Haeun: The author book posts were always fun! As part of my research process, I loved going through the archives to find the issues where the author published with NER, reading their past pieces, and then returning to their latest release. Every title was like going through a small journey through their career, and I loved being able to celebrate and promote their progress and accomplishments. Speaking more generally, I loved every opportunity to connect with the readers and writers of NER— exchanging e-mails, conducting interviews, discussing submissions. Working remotely can feel a bit isolating at times, but being able to talk about literature with such thoughtful and enthusiastic people on a regular basis inspired me immensely. Also—the collaborative nature of the work here at NER made it so that it never felt like I was doing it alone!
Q: Did anything surprise you about working at a literary magazine?
Georgia: I have honestly been amazed at the community NER brings together. Every re-Tweet and emphatic thanks from NER authors for highlighting their work always brings out my dimples.
Haeun: I’ll have to second that! The vibrancy of the literary community really blew me away. Running the social media channels made me realize just how present and engaged everyone is online, and it made me all the more excited to work on and publish the next post.
Q: Of the pieces you’ve worked on/read at NER which was your favorite, or most memorable to you personally?

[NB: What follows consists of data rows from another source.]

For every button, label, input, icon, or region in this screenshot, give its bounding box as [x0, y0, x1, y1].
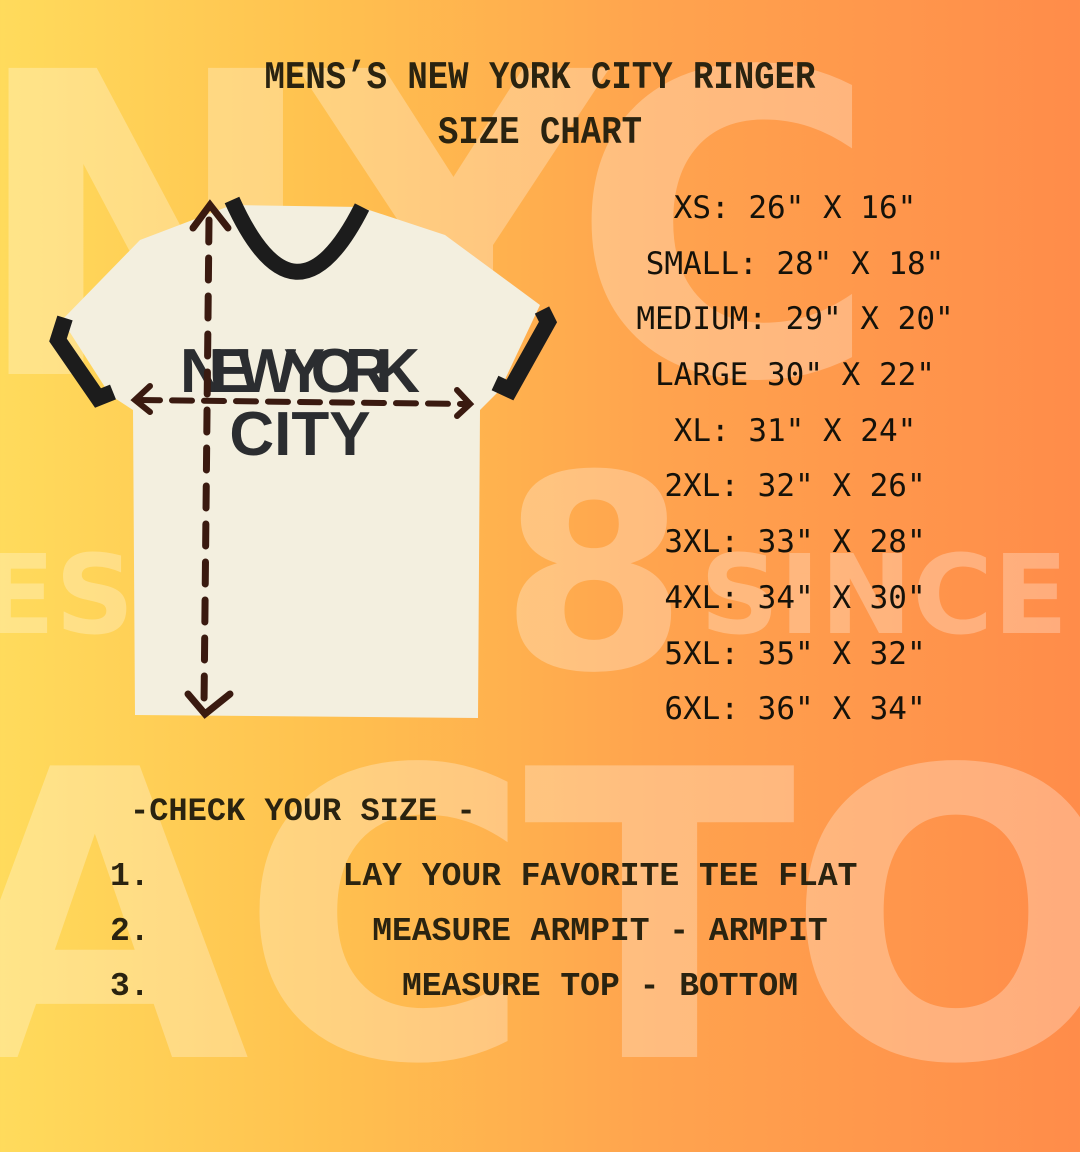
size-list: XS: 26" X 16" SMALL: 28" X 18" MEDIUM: 2…: [570, 190, 1020, 747]
right-sleeve-trim: [491, 306, 558, 401]
title-line-1: MENS’S NEW YORK CITY RINGER: [264, 57, 816, 101]
size-row-6xl: 6XL: 36" X 34": [664, 691, 926, 728]
instruction-step-3: 3. MEASURE TOP - BOTTOM: [110, 968, 910, 1024]
width-arrow: [130, 383, 475, 419]
left-sleeve-trim: [49, 315, 116, 408]
step-text: MEASURE ARMPIT - ARMPIT: [372, 913, 828, 950]
size-row-2xl: 2XL: 32" X 26": [664, 468, 926, 505]
shirt-collar: [224, 196, 370, 280]
watermark-8: 8: [500, 417, 688, 732]
size-row-4xl: 4XL: 34" X 30": [664, 579, 926, 616]
size-row-small: SMALL: 28" X 18": [645, 245, 945, 282]
watermark-est: ES: [0, 531, 135, 659]
check-size-heading: -CHECK YOUR SIZE -: [130, 793, 476, 830]
size-row-3xl: 3XL: 33" X 28": [664, 524, 926, 561]
step-text: LAY YOUR FAVORITE TEE FLAT: [342, 858, 858, 895]
size-row-large: LARGE 30" X 22": [655, 357, 935, 394]
size-row-medium: MEDIUM: 29" X 20": [636, 301, 954, 338]
step-text: MEASURE TOP - BOTTOM: [401, 968, 799, 1005]
step-number: 2.: [110, 913, 150, 950]
shirt-body: [62, 205, 540, 718]
size-row-xs: XS: 26" X 16": [673, 190, 917, 226]
instruction-step-1: 1. LAY YOUR FAVORITE TEE FLAT: [110, 858, 910, 914]
shirt-print-line-1: NEW YORK: [180, 337, 420, 406]
tshirt-illustration: NEW YORK CITY: [49, 196, 558, 719]
size-row-xl: XL: 31" X 24": [673, 412, 917, 449]
size-row-5xl: 5XL: 35" X 32": [664, 635, 926, 672]
step-number: 1.: [110, 858, 150, 895]
watermark-since: SINCE: [700, 531, 1069, 659]
title-line-2: SIZE CHART: [437, 112, 643, 156]
step-number: 3.: [110, 968, 150, 1005]
shirt-print-line-2: CITY: [229, 400, 370, 469]
watermark-actor: ACTOR: [0, 687, 1080, 1152]
height-arrow: [184, 199, 234, 719]
instruction-step-2: 2. MEASURE ARMPIT - ARMPIT: [110, 913, 910, 969]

Georgia: I had a chance to read Vida James’s “Storm King” over the pandemic summer of 2020, and it ended up being published in NER 41.4. The particular moment in time that I was introduced to it will remain memorable due to the nature of quarantine culture, and it was a nice source of relief—it immediately stood out to me from the slush pile and I had a lot of faith in its publication. It felt good to finally see it in the pages of the magazine when I started working as an intern in the fall.
Haeun: I find myself returning to Marianne Boruch’s “The Lyrebird, Hidden. His Dance, Hidden. His Wish,” published in NER 42.1, again and again. I’m in love with the humor and life at the heart of the poem, its lyrical twists and turns, how the lyrebird is rendered as both delightfully strange and achingly human. But most of all, I love how Boruch balances this vibrancy with a subtle thread of melancholy at the end of the poem: “But me, a life member, / the World Congress of the Disappointed, I understand hope.” Poetry during the pandemic has acted as a particular kind of lifeline for me, and this line with all of its resonances has stuck with me ever since my very first encounter with it.
Georgia Vasilopoulos ’21 participated in the student reading group in summer 2020 and served as an intern for the entire 2020-2021 academic year. She graduates this May with a major in Literary Studies. Haeun Park ’23 participated in the spring reading group and will continue working for NER during the summer, before heading to Oxford in the fall.